Anche Slow Food dice di no al deposito nucleare a Trino
Gli interventi di Alfredo Frixa e di Alessandro Lajolo
CASALE – Venerdì scorso, in occasione dell’incontro organizzato dal Pd all’Anffas di Casale sull’ipotesi di deposito nucleare a Trino, hanno relazionato anche gli esponenti di Slow Food (Vercelli, Monferrato Casalese e Moncalvo).
Frixa: i punti geologici critici
In particolare, il geologo Alfredo Frixa (membro del direttivo dell’associazione Slow Food del Monferrato Casalese e Moncalvo) ha portato il suo contributo con un “intervento tecnico” affermando che «i punti geologici critici» per costruire il Deposito a Trino sono vari «come per altro già evidenziato dalle indagini dei numerosi studiosi, che hanno collaborato con Sogin per individuare i siti italiani idonei. In tal senso ulteriori conferme sono derivate da indagini effettuate da altri geologi esperti dell’area monferrina».
Frixa ha inoltre sottolineato che «dal punto di vista tettonico, la zona di Trino è localizzata su uno dei fronti dell’Appennino Settentrionale (l’Arco del Monferrato) che si sta muovendo lentamente verso Nord; molto vicino a questo fronte (meno di 30 km) si ritrova anche il fronte alpino che si sta muovendo in direzione opposta (verso Sud). Entrambi i fronti sono “nascosti” dalle alluvioni del Po. Le spinte tettoniche, antiche e recenti, e gli eventi simici collegati sono stati capaci di sollevare l’area del Bosco della Partecipanza, creando sovrascorrimenti, faglie e fratture, che potrebbero in futuro mettere in comunicazione verticale le falde acquifere della zona.
In particolare, nell’area di Trino-Saluggia, i pozzi dell’Acquedotto del Monferrato attraversano un acquifero superficiale e un acquifero profondo. La falda superficiale può essere drenata dai Fiumi Po e Dora Baltea, mentre la falda più profonda costituisce l’acquifero principale dell’Acquedotto. Entrambe sono costituite da sedimenti fluviali o fluvio – glaciali del Quaternario più antico (Pleistocene). Dal punto di vista sismico, l’arco del Monferrato non ha registrato importanti eventi sismici recenti, ma potrebbe comportarsi, in tempi non prevedibili, come altre zone dell’Appennino Settentrionale (Modenese, Parmense, Ferrarese) che, oltre ad avere situazioni geologiche simili, sono sedi di attività sismica».
Lajolo: il tema dell’acqua
«Tra le tante motivazioni che possono suggerire di prendere altre decisioni, il problema dell’acqua “pulita” è certamente di primaria importanza» come sottolinea il coordinatore dell’associazione territoriale di Slow Food del Monferrato Casalese e Moncalvo, Alessandro Lajolo.

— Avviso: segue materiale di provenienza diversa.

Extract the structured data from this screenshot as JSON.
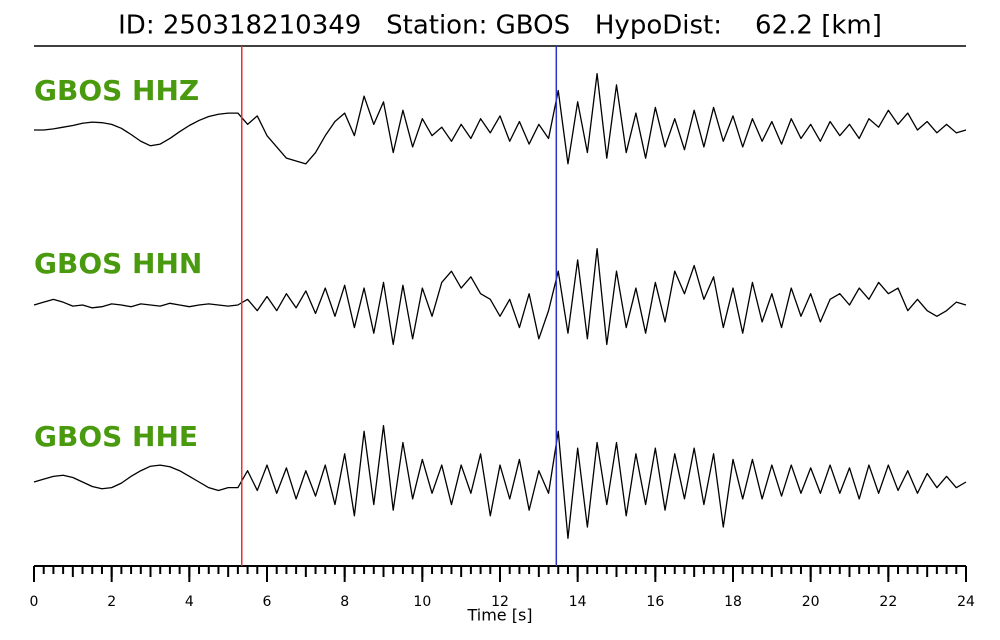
{
  "chart_data": {
    "type": "seismogram",
    "title": "ID: 250318210349   Station: GBOS   HypoDist:    62.2 [km]",
    "xlabel": "Time [s]",
    "xlim": [
      0,
      24
    ],
    "ylim": [
      -1.1,
      1.1
    ],
    "xticks": [
      0,
      2,
      4,
      6,
      8,
      10,
      12,
      14,
      16,
      18,
      20,
      22,
      24
    ],
    "xminorticks": [
      0,
      0.25,
      0.5,
      0.75,
      1,
      1.25,
      1.5,
      1.75,
      2,
      2.25,
      2.5,
      2.75,
      3,
      3.25,
      3.5,
      3.75,
      4,
      4.25,
      4.5,
      4.75,
      5,
      5.25,
      5.5,
      5.75,
      6,
      6.25,
      6.5,
      6.75,
      7,
      7.25,
      7.5,
      7.75,
      8,
      8.25,
      8.5,
      8.75,
      9,
      9.25,
      9.5,
      9.75,
      10,
      10.25,
      10.5,
      10.75,
      11,
      11.25,
      11.5,
      11.75,
      12,
      12.25,
      12.5,
      12.75,
      13,
      13.25,
      13.5,
      13.75,
      14,
      14.25,
      14.5,
      14.75,
      15,
      15.25,
      15.5,
      15.75,
      16,
      16.25,
      16.5,
      16.75,
      17,
      17.25,
      17.5,
      17.75,
      18,
      18.25,
      18.5,
      18.75,
      19,
      19.25,
      19.5,
      19.75,
      20,
      20.25,
      20.5,
      20.75,
      21,
      21.25,
      21.5,
      21.75,
      22,
      22.25,
      22.5,
      22.75,
      23,
      23.25,
      23.5,
      23.75,
      24
    ],
    "x": [
      0,
      0.25,
      0.5,
      0.75,
      1,
      1.25,
      1.5,
      1.75,
      2,
      2.25,
      2.5,
      2.75,
      3,
      3.25,
      3.5,
      3.75,
      4,
      4.25,
      4.5,
      4.75,
      5,
      5.25,
      5.5,
      5.75,
      6,
      6.25,
      6.5,
      6.75,
      7,
      7.25,
      7.5,
      7.75,
      8,
      8.25,
      8.5,
      8.75,
      9,
      9.25,
      9.5,
      9.75,
      10,
      10.25,
      10.5,
      10.75,
      11,
      11.25,
      11.5,
      11.75,
      12,
      12.25,
      12.5,
      12.75,
      13,
      13.25,
      13.5,
      13.75,
      14,
      14.25,
      14.5,
      14.75,
      15,
      15.25,
      15.5,
      15.75,
      16,
      16.25,
      16.5,
      16.75,
      17,
      17.25,
      17.5,
      17.75,
      18,
      18.25,
      18.5,
      18.75,
      19,
      19.25,
      19.5,
      19.75,
      20,
      20.25,
      20.5,
      20.75,
      21,
      21.25,
      21.5,
      21.75,
      22,
      22.25,
      22.5,
      22.75,
      23,
      23.25,
      23.5,
      23.75,
      24
    ],
    "series": [
      {
        "name": "GBOS HHZ",
        "color": "#000000",
        "values": [
          0.0,
          0.0,
          0.02,
          0.05,
          0.08,
          0.12,
          0.14,
          0.13,
          0.1,
          0.03,
          -0.08,
          -0.2,
          -0.28,
          -0.25,
          -0.15,
          -0.03,
          0.08,
          0.17,
          0.24,
          0.28,
          0.3,
          0.3,
          0.1,
          0.25,
          -0.1,
          -0.3,
          -0.5,
          -0.55,
          -0.6,
          -0.4,
          -0.1,
          0.15,
          0.3,
          -0.1,
          0.6,
          0.1,
          0.5,
          -0.4,
          0.35,
          -0.3,
          0.2,
          -0.1,
          0.05,
          -0.2,
          0.1,
          -0.15,
          0.2,
          -0.05,
          0.25,
          -0.2,
          0.15,
          -0.25,
          0.1,
          -0.15,
          0.7,
          -0.6,
          0.5,
          -0.4,
          1.0,
          -0.5,
          0.8,
          -0.4,
          0.3,
          -0.5,
          0.4,
          -0.3,
          0.2,
          -0.35,
          0.35,
          -0.3,
          0.4,
          -0.2,
          0.25,
          -0.3,
          0.2,
          -0.2,
          0.15,
          -0.25,
          0.2,
          -0.15,
          0.1,
          -0.2,
          0.15,
          -0.1,
          0.1,
          -0.15,
          0.2,
          0.05,
          0.35,
          0.1,
          0.3,
          0.0,
          0.15,
          -0.05,
          0.1,
          -0.05,
          0.0
        ]
      },
      {
        "name": "GBOS HHN",
        "color": "#000000",
        "values": [
          0,
          0.05,
          0.1,
          0.05,
          -0.02,
          0.0,
          -0.05,
          -0.03,
          0.02,
          0.0,
          -0.03,
          0.02,
          0.0,
          -0.02,
          0.03,
          0.0,
          -0.03,
          0.0,
          0.02,
          0.0,
          -0.02,
          0.0,
          0.1,
          -0.1,
          0.15,
          -0.1,
          0.2,
          -0.05,
          0.25,
          -0.15,
          0.3,
          -0.2,
          0.35,
          -0.4,
          0.3,
          -0.5,
          0.4,
          -0.7,
          0.35,
          -0.6,
          0.3,
          -0.2,
          0.4,
          0.6,
          0.3,
          0.5,
          0.2,
          0.1,
          -0.2,
          0.1,
          -0.4,
          0.2,
          -0.6,
          -0.1,
          0.6,
          -0.5,
          0.8,
          -0.6,
          1.0,
          -0.7,
          0.6,
          -0.4,
          0.3,
          -0.5,
          0.4,
          -0.3,
          0.6,
          0.2,
          0.7,
          0.1,
          0.5,
          -0.4,
          0.3,
          -0.5,
          0.4,
          -0.3,
          0.2,
          -0.4,
          0.3,
          -0.2,
          0.2,
          -0.3,
          0.1,
          0.2,
          0.0,
          0.3,
          0.1,
          0.4,
          0.2,
          0.3,
          -0.1,
          0.1,
          -0.1,
          -0.2,
          -0.1,
          0.05,
          0.0
        ]
      },
      {
        "name": "GBOS HHE",
        "color": "#000000",
        "values": [
          0.0,
          0.05,
          0.1,
          0.12,
          0.08,
          0.0,
          -0.08,
          -0.12,
          -0.1,
          -0.02,
          0.1,
          0.2,
          0.28,
          0.3,
          0.27,
          0.2,
          0.1,
          0.0,
          -0.1,
          -0.15,
          -0.1,
          -0.1,
          0.2,
          -0.15,
          0.3,
          -0.2,
          0.25,
          -0.3,
          0.2,
          -0.25,
          0.3,
          -0.4,
          0.5,
          -0.6,
          0.9,
          -0.4,
          1.0,
          -0.5,
          0.7,
          -0.3,
          0.4,
          -0.2,
          0.3,
          -0.4,
          0.3,
          -0.2,
          0.5,
          -0.6,
          0.3,
          -0.3,
          0.4,
          -0.5,
          0.2,
          -0.2,
          0.9,
          -1.0,
          0.6,
          -0.8,
          0.7,
          -0.4,
          0.7,
          -0.6,
          0.5,
          -0.4,
          0.6,
          -0.5,
          0.5,
          -0.3,
          0.6,
          -0.4,
          0.5,
          -0.8,
          0.4,
          -0.3,
          0.4,
          -0.3,
          0.3,
          -0.25,
          0.3,
          -0.2,
          0.25,
          -0.2,
          0.3,
          -0.2,
          0.25,
          -0.3,
          0.3,
          -0.2,
          0.3,
          -0.15,
          0.2,
          -0.2,
          0.15,
          -0.1,
          0.1,
          -0.1,
          0.0
        ]
      }
    ],
    "markers": [
      {
        "x": 5.35,
        "color": "#e8302a"
      },
      {
        "x": 13.45,
        "color": "#2a35c8"
      }
    ],
    "label_color": "#4a9a10"
  }
}
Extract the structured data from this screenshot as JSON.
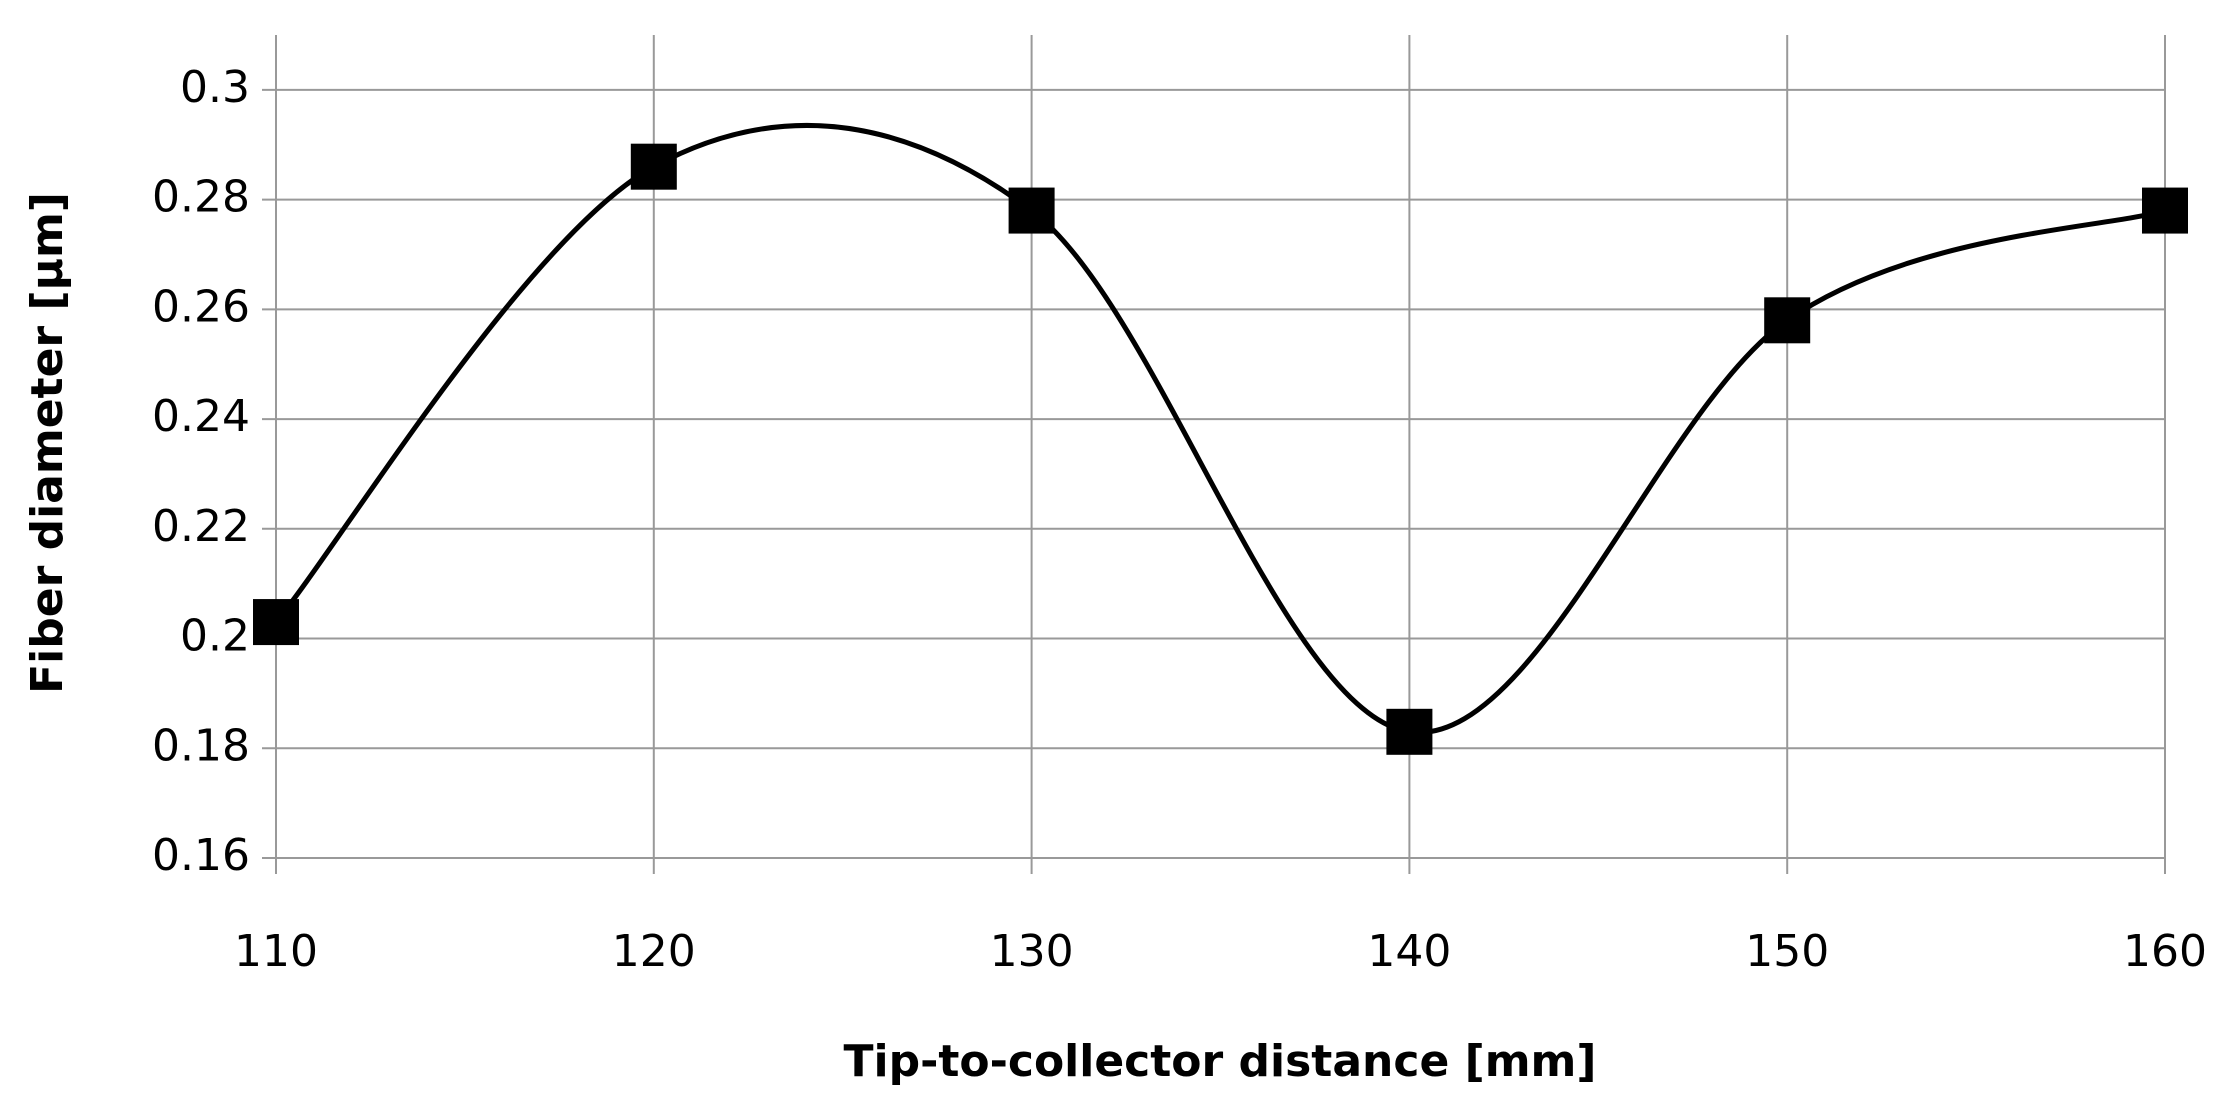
{
  "chart_data": {
    "type": "line",
    "x_label": "Tip-to-collector distance [mm]",
    "y_label": "Fiber diameter [µm]",
    "x": [
      110,
      120,
      130,
      140,
      150,
      160
    ],
    "series": [
      {
        "color": "#000000",
        "values": [
          0.203,
          0.286,
          0.278,
          0.183,
          0.258,
          0.278
        ]
      }
    ],
    "smooth": true,
    "marker": "square",
    "xlim": [
      110,
      160
    ],
    "xticks": [
      110,
      120,
      130,
      140,
      150,
      160
    ],
    "ylim": [
      0.16,
      0.31
    ],
    "yticks": [
      0.16,
      0.18,
      0.2,
      0.22,
      0.24,
      0.26,
      0.28,
      0.3
    ],
    "grid": true
  }
}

«Slow Food promuove i principi “buono”, “giusto” e “pulito” per il cibo, ma questi principi devono essere estesi anche all’acqua, a maggiore ragione se è pubblica. La disponibilità e la qualità dell’acqua sono diritti fondamentali, non barattabili con qualunque altro beneficio di natura economica. L’acqua è veramente di tutti! Bere acqua del “rubinetto” sempre meno pulita, per la presenza di “residui tossici”, sempre più difficili da filtrare, fa aumentare i rischi per la salute e l’acqua di irrigazione contaminata riduce ulteriormente la biodiversità dell’ambiente, già molto compromessa. Le dinamiche idrologiche molto lente (specialmente nelle acque sotterranee) rendono i fenomeni di contaminazione delle acque profonde difficilmente reversibili a maggiore ragione se si trattasse di radionuclidi. Cosa succederebbe se si verificasse una fuoriuscita di materiale radioattivo nelle falde dove l’acquedotto del Monferrato ha le sue “sorgenti”? Va poi sottolineato infine che il Monferrato, così vicino all’eventuale insediamento nucleare, è un patrimonio dell’Unesco e i patrimoni vanno tutelati! Questi temi sono anche normati dalla Costituzione Italiana che all’art. 9 recita << La Repubblica promuove lo sviluppo della cultura e la ricerca scientifica e tecnica. Tutela il paesaggio storico e artistico della Nazione. Tutela l’ambiente, la biodiversità e gli ecosistemi, anche nell’interesse delle future generazioni. E le nuove generazioni le trascuriamo?».